“ザ・スカルペル=外科手術用のメス”の別名を持つKTMの新型ストリートファイター
『790 DUKE』は、KTM初となる並列2気筒エンジンを搭載したこれまでにないモデルで、開発段階では別名“THE SCALPEL(スカルペル=外科手術用のメス)”と呼ばれた新型ストリートファイターだ。
KTMをご存じない人のために、まず簡単に説明しておこう。正式な社名は「KTM Sportmotorcycle AG」といい、KTMは「Kraftfahrzeug Trunkenpolz Mattighofen(クラフトファールツォイク トゥルンケンポルツ マッティクホーフェン)」の頭文字を取ったもの。
クラフトファールツォイクは自動車のことで、トゥルンケンポルツは創業者の名、マッティクホーフェンは創業の地であるオーストリアの町の名を指す。
KTMは創業当時から積極的にレースに参加してきたが、特にオフロードバイクで華々しい戦績を挙げている。「世界一過酷なモータースポーツ」として知られるダカール・ラリーでは、2018年1月の第40回大会を含めて17連覇という驚くべき快挙を成し遂げているくらいだ。

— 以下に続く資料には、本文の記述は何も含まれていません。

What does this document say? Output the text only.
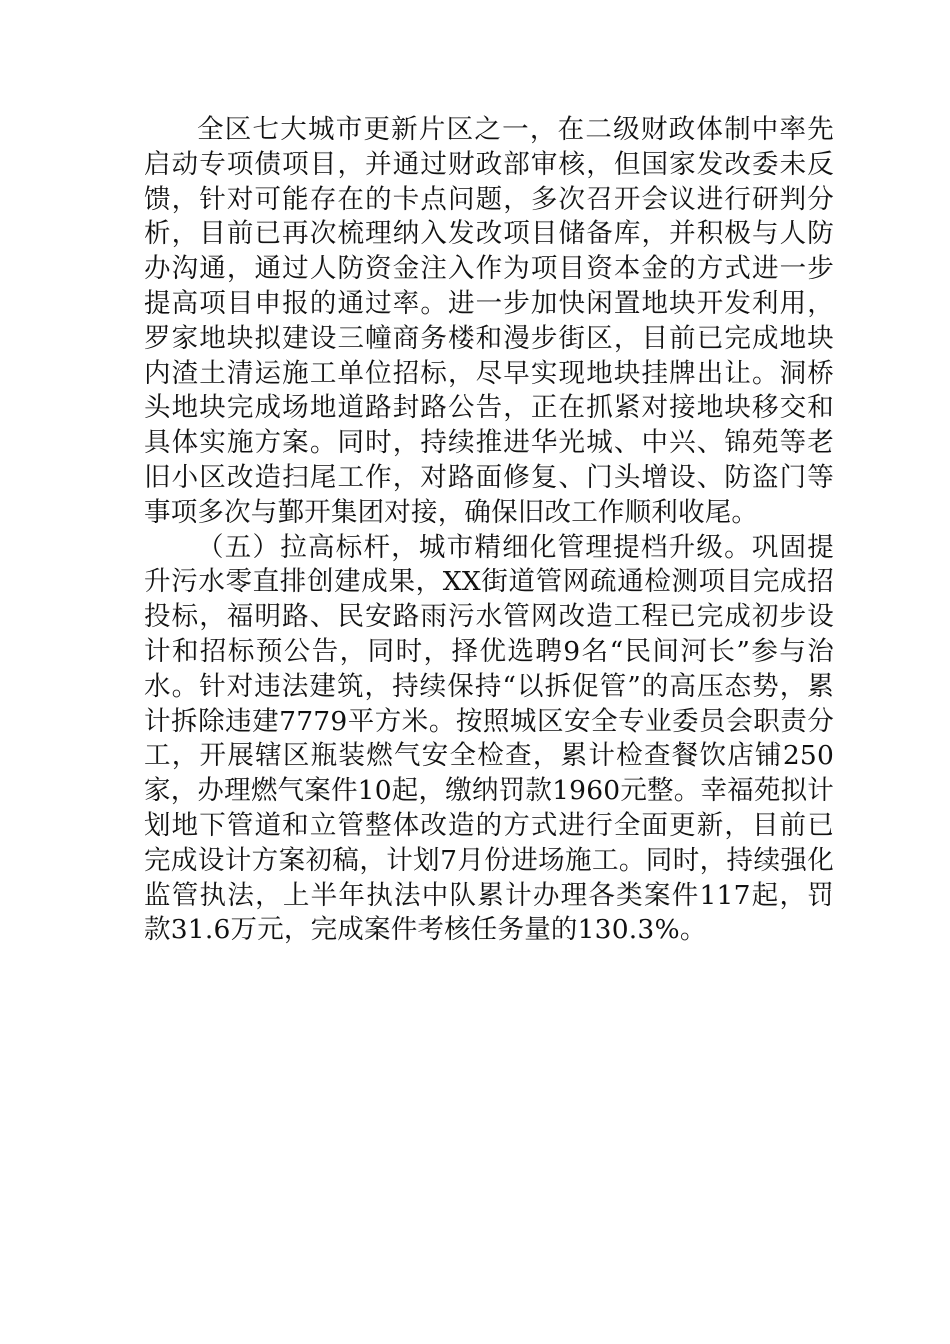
全区七大城市更新片区之一，在二级财政体制中率先启动专项债项目，并通过财政部审核，但国家发改委未反馈，针对可能存在的卡点问题，多次召开会议进行研判分析，目前已再次梳理纳入发改项目储备库，并积极与人防办沟通，通过人防资金注入作为项目资本金的方式进一步提高项目申报的通过率。进一步加快闲置地块开发利用，罗家地块拟建设三幢商务楼和漫步街区，目前已完成地块内渣土清运施工单位招标，尽早实现地块挂牌出让。洞桥头地块完成场地道路封路公告，正在抓紧对接地块移交和具体实施方案。同时，持续推进华光城、中兴、锦苑等老旧小区改造扫尾工作，对路面修复、门头增设、防盗门等事项多次与鄞开集团对接，确保旧改工作顺利收尾。

（五）拉高标杆，城市精细化管理提档升级。巩固提升污水零直排创建成果，XX街道管网疏通检测项目完成招投标，福明路、民安路雨污水管网改造工程已完成初步设计和招标预公告，同时，择优选聘9名“民间河长”参与治水。针对违法建筑，持续保持“以拆促管”的高压态势，累计拆除违建7779平方米。按照城区安全专业委员会职责分工，开展辖区瓶装燃气安全检查，累计检查餐饮店铺250家，办理燃气案件10起，缴纳罚款1960元整。幸福苑拟计划地下管道和立管整体改造的方式进行全面更新，目前已完成设计方案初稿，计划7月份进场施工。同时，持续强化监管执法，上半年执法中队累计办理各类案件117起，罚款31.6万元，完成案件考核任务量的130.3%。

もちろん、オンロードでも活躍しており、市販モデルではネイキッドバイクの『DUKEシリーズ』がトータルバランスの良さから人気を集めている。なかでも、2017年11月のEICMA(ミラノ国際モーターサイクルショー)で発表されて以来、KTMファンが待ち望んでいたのが『790 DUKE』だ。
最高出力105hp! KTM『790 DUKE』はどんな難関コーナーも切れ味鋭く切り裂く
最大の特徴は、排気量799cc、水冷8バルブユニットのKTM初のインラインツインエンジン「LC8c(Liquid Cooled 8-Valve Compact)」を搭載したことにある。なんと最高出力77kW (105hp)/9000rpm、最大トルク86Nm/8000rpmを発揮するという。
利点はパワーだけではない。この並列ツインエンジンによって、車体をよりコンパクトに設計することが可能となり、乾燥重量約169kgという250ccバイクのような軽量な車体を実現した。これは驚きのスペックだ。
このエンジンパワーと軽さ、加えて高性能なWP製サスペンションを採用したことで、どれほど難しいコーナーであろうと、切れ味鋭くスパッと切り裂けるに違いない。
スタイリングは、丸みを帯びた形状ではなく直線的なデザインが採用され、可能な限りのコンパクトなルックスとフィーリングを持たせたものとなっている。特に異形のLEDヘッドライトで構成されるフロントマスクは印象的だ。カマキリの眼を想わせ、ひと目で『790 DUKE』であることを対向車に知らしめる。
このフロントマスクは、間違いなく流体力学に基づいて設計されたもので、今後の『DUKEシリーズ』の顔になっていくことだろう。
KTM『790 DUKE』の価格は約113万円…少々お高いが、これを選ばない手はない
ソフト面では、他メーカーの最新モデルと同様に、「スポーツ・ストリート・レイン・トラック(サーキット)」による4つのライディングモードを搭載。また、モーターサイクル・トラクション・コントロールはもちろん、シフトアップ、シフトダウンの両操作でクラッチレスになる「クイックシフター+」も搭載する。これは走り屋にとってうれしい装備だ。
カラーバリエーションは、KTMの公式チームカラーであるオレンジ+ブラック、そしてブラックが用意された。価格は112万9000円(税込)。発売時期は2018年5月中旬の予定だ。
最後にもう一度いうが、169kgの車体で105hp(!)である。バガーだ、ボバーだ、カフェレーサーだ…と最近の新型バイクはかまびすしいが、真のストリートファイターを求めるなら『790 DUKE』に跨る以外の選択肢はない。